When Jennifer Fox decided to leave her finance and accounting career in the corporate world she spent about a year researching what she wanted to do next.

She knew she wanted to do some type of activity for children. That, combined with her love of cooking brought her to the Young Chef’s Academy — a bright, colorful kitchen setting that offers cooking classes, birthday parties and field trips for children.

At the time, there was only the original Young Chef’s Academy in Waco, Texas, and Fox flew out to meet the owners and creators of the business.

“I thought, ‘This is such a healthy concept, and such a fun one, that how could we do anything but hit a homerun with it here in the Atlanta area,’ ” Fox said. “I’m a mom, and the whole time I was learning about Young Chef’s Academy franchise as a business, I couldn’t help but think about the fact that I would have loved to have had this opportunity when my kids were younger.”

It’s been more than a year since Fox opened her own franchise of Young Chef’s Academy in Sandy Springs’s CityWalk shopping center and she has plans to open in Buckhead and East Cobb next.

The concept has been a hit. Summer and school break camps that partner with Imagym- a few doors away, and offers yoga, art, culture and cooking — fill up fast. After school classes, field trips and birthday parties are all popular.
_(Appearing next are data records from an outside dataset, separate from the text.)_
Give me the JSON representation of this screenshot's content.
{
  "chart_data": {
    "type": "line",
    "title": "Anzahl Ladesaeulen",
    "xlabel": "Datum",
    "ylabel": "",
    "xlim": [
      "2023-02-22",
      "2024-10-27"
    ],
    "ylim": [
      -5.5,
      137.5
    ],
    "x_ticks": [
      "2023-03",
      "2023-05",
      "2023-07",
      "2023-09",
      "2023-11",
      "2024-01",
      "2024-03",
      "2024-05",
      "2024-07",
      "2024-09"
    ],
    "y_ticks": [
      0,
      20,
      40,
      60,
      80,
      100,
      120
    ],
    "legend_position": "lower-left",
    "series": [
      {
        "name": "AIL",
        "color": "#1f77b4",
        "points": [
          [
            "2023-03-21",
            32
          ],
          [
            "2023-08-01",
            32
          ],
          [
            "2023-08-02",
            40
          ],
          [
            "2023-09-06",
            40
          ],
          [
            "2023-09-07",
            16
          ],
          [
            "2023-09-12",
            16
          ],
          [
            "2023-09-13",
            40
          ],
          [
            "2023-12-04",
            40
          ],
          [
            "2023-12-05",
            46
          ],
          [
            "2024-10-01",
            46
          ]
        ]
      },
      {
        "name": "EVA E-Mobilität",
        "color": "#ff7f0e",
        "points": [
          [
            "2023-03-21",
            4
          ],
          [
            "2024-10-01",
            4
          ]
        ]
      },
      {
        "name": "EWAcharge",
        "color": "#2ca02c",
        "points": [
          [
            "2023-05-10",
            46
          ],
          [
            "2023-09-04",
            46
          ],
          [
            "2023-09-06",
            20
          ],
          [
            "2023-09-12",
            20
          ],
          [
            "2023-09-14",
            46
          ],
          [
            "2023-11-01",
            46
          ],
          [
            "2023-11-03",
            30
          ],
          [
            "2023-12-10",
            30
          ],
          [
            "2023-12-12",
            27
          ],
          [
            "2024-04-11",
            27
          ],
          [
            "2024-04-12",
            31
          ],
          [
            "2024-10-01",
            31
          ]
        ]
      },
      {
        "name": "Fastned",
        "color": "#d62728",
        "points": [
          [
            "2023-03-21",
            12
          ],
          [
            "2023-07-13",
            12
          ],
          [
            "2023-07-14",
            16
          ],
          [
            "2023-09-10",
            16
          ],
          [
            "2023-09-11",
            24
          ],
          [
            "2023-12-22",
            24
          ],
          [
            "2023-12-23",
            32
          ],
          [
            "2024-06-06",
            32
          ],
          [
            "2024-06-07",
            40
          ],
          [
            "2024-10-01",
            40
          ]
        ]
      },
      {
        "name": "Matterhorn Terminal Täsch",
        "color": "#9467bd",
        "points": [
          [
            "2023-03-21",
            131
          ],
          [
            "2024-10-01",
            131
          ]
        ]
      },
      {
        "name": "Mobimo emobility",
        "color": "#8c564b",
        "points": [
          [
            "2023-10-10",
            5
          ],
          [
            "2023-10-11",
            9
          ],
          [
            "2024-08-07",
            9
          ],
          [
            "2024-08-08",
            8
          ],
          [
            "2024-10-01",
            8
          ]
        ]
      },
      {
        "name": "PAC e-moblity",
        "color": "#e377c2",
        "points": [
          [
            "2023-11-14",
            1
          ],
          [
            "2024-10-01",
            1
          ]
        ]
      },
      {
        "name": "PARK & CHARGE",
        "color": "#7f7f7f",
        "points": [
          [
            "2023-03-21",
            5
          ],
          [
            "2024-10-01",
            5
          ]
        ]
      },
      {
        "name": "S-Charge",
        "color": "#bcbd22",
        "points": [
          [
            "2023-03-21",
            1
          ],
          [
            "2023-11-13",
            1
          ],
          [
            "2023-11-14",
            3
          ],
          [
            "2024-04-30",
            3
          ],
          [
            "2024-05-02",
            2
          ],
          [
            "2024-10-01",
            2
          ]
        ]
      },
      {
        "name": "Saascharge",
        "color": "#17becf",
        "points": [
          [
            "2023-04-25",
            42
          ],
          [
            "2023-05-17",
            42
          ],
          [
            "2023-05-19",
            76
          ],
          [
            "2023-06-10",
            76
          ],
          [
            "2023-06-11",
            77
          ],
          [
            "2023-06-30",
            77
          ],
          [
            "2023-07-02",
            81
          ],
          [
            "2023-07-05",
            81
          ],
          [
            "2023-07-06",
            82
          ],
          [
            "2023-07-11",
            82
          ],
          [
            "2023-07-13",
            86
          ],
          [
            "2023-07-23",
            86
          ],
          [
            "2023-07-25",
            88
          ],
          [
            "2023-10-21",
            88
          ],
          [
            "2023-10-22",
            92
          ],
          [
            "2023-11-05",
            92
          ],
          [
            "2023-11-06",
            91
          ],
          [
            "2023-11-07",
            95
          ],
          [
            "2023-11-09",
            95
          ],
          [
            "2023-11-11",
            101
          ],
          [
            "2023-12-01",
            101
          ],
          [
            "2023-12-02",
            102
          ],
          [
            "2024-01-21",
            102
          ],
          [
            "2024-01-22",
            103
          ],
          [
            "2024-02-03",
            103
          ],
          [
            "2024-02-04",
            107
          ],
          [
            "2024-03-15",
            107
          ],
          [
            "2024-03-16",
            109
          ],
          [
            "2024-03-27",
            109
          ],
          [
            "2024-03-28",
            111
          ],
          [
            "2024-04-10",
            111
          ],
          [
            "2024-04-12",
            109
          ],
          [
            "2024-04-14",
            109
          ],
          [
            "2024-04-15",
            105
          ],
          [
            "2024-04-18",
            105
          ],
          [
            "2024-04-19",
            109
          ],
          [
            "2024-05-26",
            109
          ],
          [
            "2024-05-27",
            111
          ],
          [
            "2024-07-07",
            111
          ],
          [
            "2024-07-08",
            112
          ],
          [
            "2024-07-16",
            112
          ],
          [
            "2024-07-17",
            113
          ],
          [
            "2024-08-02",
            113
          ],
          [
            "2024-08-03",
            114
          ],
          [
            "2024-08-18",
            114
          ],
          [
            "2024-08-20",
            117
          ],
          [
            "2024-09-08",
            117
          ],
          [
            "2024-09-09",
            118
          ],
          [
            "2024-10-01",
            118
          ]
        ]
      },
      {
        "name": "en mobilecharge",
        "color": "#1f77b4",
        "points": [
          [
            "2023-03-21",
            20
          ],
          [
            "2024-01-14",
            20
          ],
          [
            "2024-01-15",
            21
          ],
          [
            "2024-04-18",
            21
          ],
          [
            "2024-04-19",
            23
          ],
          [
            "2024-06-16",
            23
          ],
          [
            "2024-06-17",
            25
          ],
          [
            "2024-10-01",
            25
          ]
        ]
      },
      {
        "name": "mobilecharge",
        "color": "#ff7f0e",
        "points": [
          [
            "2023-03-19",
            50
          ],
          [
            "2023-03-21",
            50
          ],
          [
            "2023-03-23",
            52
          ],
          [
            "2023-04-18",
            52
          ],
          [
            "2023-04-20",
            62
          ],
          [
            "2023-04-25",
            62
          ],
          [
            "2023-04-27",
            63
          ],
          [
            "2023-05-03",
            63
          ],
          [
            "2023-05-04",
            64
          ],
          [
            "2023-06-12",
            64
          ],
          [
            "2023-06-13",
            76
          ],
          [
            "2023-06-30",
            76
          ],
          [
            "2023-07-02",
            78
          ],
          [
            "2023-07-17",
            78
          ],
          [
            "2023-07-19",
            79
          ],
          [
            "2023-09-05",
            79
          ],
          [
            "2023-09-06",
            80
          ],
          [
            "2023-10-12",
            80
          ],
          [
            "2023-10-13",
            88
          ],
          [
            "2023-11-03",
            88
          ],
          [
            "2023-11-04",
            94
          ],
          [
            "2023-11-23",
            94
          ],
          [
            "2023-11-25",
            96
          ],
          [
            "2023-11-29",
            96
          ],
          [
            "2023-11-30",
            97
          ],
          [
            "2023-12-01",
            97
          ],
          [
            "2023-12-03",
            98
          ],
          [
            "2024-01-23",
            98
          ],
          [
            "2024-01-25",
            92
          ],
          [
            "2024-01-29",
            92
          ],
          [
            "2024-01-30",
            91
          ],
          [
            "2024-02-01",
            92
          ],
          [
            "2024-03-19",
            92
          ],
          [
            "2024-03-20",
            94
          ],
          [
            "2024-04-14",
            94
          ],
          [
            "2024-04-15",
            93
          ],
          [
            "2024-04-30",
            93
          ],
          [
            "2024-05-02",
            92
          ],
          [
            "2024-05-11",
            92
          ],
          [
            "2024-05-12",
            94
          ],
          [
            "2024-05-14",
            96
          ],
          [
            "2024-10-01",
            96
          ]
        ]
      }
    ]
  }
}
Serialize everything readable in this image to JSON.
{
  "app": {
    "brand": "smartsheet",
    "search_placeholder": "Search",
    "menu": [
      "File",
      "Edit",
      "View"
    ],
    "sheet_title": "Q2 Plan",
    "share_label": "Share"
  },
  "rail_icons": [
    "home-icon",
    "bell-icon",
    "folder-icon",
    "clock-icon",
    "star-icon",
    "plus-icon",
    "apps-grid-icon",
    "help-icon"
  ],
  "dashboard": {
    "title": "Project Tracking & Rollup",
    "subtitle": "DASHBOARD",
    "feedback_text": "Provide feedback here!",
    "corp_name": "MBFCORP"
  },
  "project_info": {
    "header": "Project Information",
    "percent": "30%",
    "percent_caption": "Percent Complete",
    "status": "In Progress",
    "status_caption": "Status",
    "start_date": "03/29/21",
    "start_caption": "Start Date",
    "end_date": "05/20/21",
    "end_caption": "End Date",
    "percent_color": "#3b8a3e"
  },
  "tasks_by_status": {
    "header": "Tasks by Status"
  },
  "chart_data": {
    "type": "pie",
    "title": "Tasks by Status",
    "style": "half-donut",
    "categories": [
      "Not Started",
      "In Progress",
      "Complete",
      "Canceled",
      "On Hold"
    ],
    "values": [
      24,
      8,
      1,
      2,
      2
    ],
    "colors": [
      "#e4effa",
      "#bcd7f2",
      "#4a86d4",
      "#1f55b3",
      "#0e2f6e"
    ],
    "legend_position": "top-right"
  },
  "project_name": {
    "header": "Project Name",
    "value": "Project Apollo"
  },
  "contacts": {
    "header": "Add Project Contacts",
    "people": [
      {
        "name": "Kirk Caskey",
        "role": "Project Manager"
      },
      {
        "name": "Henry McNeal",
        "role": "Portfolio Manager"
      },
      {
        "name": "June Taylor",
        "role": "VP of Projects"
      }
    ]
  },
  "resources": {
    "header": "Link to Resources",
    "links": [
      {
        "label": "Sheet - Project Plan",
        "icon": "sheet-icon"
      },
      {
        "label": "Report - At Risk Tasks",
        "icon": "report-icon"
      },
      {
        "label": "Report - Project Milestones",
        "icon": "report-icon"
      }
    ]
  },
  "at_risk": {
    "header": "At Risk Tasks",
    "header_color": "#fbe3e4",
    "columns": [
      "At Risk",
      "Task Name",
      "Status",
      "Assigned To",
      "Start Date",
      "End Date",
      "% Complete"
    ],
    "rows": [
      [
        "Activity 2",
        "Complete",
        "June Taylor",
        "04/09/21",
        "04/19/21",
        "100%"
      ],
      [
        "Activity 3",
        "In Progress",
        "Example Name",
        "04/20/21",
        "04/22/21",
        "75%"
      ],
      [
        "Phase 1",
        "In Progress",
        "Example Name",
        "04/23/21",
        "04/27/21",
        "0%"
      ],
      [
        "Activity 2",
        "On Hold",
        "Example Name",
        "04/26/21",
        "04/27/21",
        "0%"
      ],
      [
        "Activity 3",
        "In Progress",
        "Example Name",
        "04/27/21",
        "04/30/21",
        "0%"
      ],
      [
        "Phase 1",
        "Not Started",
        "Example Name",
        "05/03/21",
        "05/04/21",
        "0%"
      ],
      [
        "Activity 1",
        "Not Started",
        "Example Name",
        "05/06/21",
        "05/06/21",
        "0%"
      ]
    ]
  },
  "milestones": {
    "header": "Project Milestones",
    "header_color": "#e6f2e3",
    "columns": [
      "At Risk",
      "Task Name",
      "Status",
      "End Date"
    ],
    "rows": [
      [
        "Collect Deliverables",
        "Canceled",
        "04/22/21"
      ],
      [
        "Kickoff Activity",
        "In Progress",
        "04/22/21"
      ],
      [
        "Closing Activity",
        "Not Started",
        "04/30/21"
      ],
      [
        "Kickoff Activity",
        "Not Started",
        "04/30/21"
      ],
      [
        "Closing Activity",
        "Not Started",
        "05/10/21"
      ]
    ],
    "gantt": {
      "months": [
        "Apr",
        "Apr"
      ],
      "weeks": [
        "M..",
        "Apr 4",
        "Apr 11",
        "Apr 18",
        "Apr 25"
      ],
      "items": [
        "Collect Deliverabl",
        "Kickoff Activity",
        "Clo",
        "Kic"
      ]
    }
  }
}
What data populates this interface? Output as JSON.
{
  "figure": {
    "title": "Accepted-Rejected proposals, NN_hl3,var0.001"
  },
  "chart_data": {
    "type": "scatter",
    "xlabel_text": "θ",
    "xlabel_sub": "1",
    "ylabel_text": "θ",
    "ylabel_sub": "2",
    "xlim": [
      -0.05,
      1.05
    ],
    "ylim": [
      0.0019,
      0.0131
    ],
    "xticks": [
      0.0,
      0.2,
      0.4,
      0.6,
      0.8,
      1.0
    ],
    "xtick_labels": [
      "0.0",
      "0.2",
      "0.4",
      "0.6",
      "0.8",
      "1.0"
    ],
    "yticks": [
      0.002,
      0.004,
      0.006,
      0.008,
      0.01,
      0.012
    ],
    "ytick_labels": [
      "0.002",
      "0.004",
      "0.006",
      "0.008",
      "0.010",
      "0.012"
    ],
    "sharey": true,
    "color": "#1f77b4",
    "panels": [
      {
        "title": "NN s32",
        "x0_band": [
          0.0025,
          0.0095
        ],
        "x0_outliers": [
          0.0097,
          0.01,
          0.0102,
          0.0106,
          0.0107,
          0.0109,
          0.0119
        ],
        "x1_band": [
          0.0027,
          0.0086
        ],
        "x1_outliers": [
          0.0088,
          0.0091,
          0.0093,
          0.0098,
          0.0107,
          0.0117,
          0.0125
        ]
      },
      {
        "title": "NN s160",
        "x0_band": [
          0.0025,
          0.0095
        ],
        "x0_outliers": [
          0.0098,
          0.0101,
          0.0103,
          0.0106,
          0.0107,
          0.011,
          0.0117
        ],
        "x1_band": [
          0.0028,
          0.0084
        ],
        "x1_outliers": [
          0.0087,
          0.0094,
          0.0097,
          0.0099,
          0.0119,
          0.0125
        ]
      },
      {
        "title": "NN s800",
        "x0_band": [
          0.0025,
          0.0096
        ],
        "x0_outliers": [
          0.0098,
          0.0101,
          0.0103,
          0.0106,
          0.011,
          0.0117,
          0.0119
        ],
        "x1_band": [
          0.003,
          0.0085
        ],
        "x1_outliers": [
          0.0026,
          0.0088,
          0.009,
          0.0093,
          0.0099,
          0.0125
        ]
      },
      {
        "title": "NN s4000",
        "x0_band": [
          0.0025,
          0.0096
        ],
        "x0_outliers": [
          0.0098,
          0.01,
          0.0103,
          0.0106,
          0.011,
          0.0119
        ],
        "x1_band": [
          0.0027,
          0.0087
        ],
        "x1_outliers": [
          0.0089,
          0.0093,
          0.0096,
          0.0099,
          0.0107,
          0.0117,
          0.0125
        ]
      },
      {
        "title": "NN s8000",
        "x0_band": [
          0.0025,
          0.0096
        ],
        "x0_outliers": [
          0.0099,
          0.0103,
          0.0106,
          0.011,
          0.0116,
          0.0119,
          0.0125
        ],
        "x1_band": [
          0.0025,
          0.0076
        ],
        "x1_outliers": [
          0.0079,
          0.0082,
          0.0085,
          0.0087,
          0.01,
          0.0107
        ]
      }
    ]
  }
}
Children ages 3 to 17 can have birthday parties that start at $275, Fox said, and added that parents love the fact that they “don’t have to lift a finger,” and each detail is taken care of from balloons, to cake, to chef hats for each child.

“We make the birthday party experience exactly what the parents want it to be in every way, shape and form, and all they have to do is come with a birthday child and a camera,” Fox said.

Nikki Berger signed her two sons up for summer camp after they attended a birthday party at YCA and wanted to go back.

“The boys have always been interested in helping in the kitchen, breaking

eggs, pouring and mixing things, and of course the really fun stuff like using the

food processor and blender. They have been interested in trying to make the

things they learned how to cook during camp,” she said.

When school is in session, after-school classes are offered throughout the week, where students prepare two to three recipes each week to go with a monthly theme from Greek to Island Hopping and Italian to Cooking with the Celebrities using recipes from celebrity chefs.

Caroline Weller, 12, said she has learned plenty in her weekly classes. “I have learned how to measure flour correctly, recipes, different math equations, and how to be a great cook,” said Weller, adding she has also made many of the recipes she learned at at home.

During the year, schools come for daytime field trips — many of which are tailor-made to fit the students’ currently studies.

Ian Shiverick, a teacher at Kingsley Charter Elementary School in Dunwoody, came to Young Chefs on a field trip with his class.

“Young Chef’s is a fun way for students to learn about measurement, temperature, chemical reactions, as well as to practice listening and following directions,” Shiverick said.

Denene Millner-Chiles drove 40 minutes each way last year so her daughter Mari, 7, who has talked of being a chef since she was 3, could attend the summer camp at Young Chef’s Academy.

“My favorite recipe was making that ziti pasta with the yummy sauce. It was cool to crack the eggs and put your hands in the dough and play with it. It was very good and when I tasted it, I had four servings,” Mari said.

“And we also got to do things out of the kitchen like art. I painted a picture for my dad one time. And I did a yoga class and a gym class too. And it was very fun.”

“My daughters Mari and Lila absolutely adore cooking, but I’m a busy mom and most of the time I just want to get dinner to the table, and so I don’t cook with them as often as they would like,” Millner-Chiles said. “This seemed like the perfect opportunity to let them get some hands-on cooking time.”

After each class — after school, at a field trip or a birthday party — the children take home the recipe. With healthy foods, they also get the nutrition facts and learn how to read nutrition labels.

“Even kids as young as five or six can start learning what the nutrition information means,” Fox said. And she sees children expanding their eating horizons — eating broccoli and cottage cheese on pizza or salmon patties.

“The most rewarding aspect of this business is to see the kids’ delight and enjoyment at discovering how to cook, and the self-confidence that they get out of accomplishing something like that,” Fox said.